Ben Templesmith adosse sa création à une ambiance graphique des plus lourdes, avec des couleurs oscillant entre le très sombre et le très saturé, pour des planches presque éclairées à la bougie. Et de ce côté, on peut dire que le niveau de la réalisation est excellent. Même le character-design général est assez pertinent. Ray Delgado, la Graille, Morton… cette faune de cramés du citron a vraiment de la tronche, tout comme les loups-garous et leurs silhouettes imposantes ponctuées d’un rouge regard. Mais trop de cases restent posées sommairement pour ne pas donner l’impression d’une série produite rapidement. Car le talent graphique de Ben Templesmith est indéniable (« 30 jours de nuit », « Wormwood », « Silent Hill ») et un sketchbook bienvenu en atteste une nouvelle fois, en fin de volume.

De portée limitée ?

Evidemment, il saute aux yeux que l’auteur avait envie d’ « envoyer sec » le temps d’une mini-série directe et sans circonvolution.
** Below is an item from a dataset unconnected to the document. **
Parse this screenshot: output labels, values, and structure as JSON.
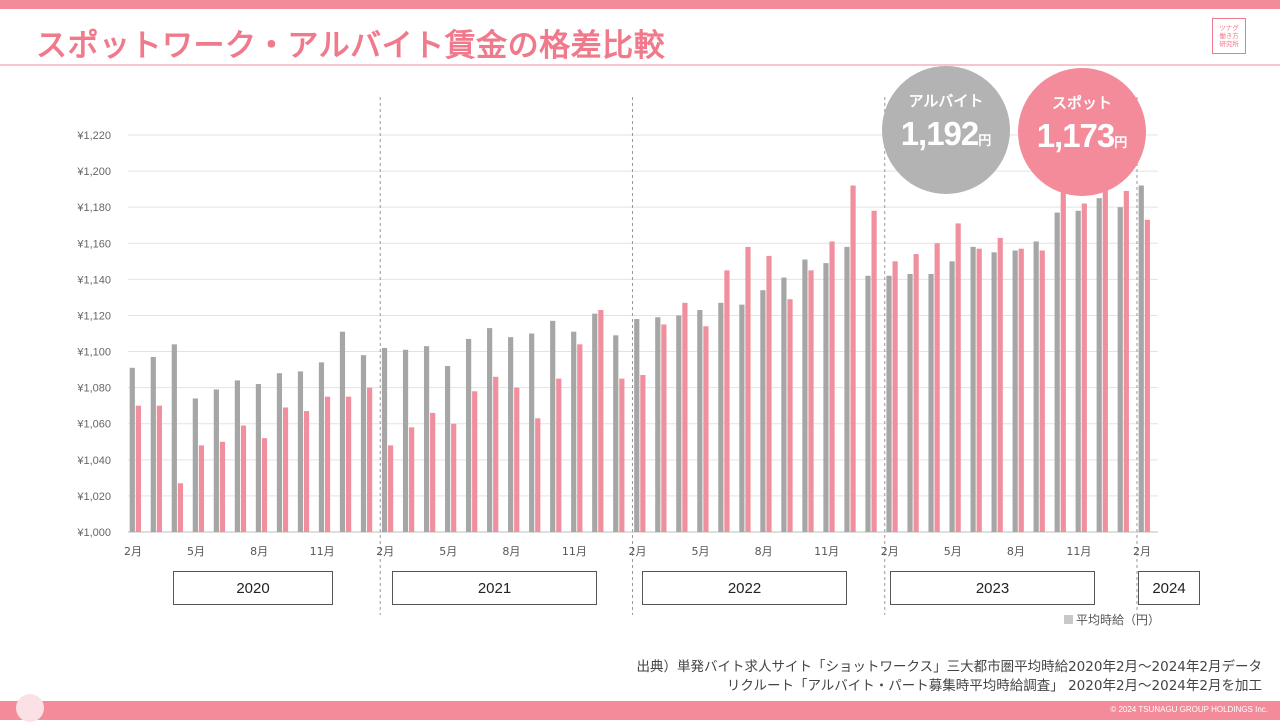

Ben Templesmith l’exprime du reste très clairement dans sa préface. Et pour ça, pas de souci, tout lecteur désireux de plonger dans cet univers carcéral ultra-violent y trouvera son compte, avec force giclées de sang, des macchabées, des tueurs en série cannibales et, bien sûr, des loups-garous… On comprend également qu’il y a là un discours sur la bestialité qui entoure et nourrit les microcosmes pénitentiaires. Après, pour véritablement trancher sur ce tome, il sera surtout question d’accrocher ou pas à l’esthétique de l’ouvrage, capable à la fois du meilleur avec de superbes compositions pleines pages, et, malheureusement, de cases mineures trop esquissées pour ne pas perdre en intérêt. La mise en couleur, elle, reste en revanche maîtrisée sur l’ensemble des 5 épisodes et contribue massivement à l’atmosphère bien glauque et poisseuse qui règne sur la prison. Pour l’originalité de son concept, « Welcome to Hoxford » mérite cependant que tout amateur de récit d’horreur se fasse sa propre opinion en se repaissant des meilleurs abats de cet inquiétant anti-héros.

[Nicolas Lambret]

« Bienvenue à Hoxford », par Ben Templesmith (scénario et dessin), Editions Delcourt, Coll. Contrebande, août 2011, 100 p.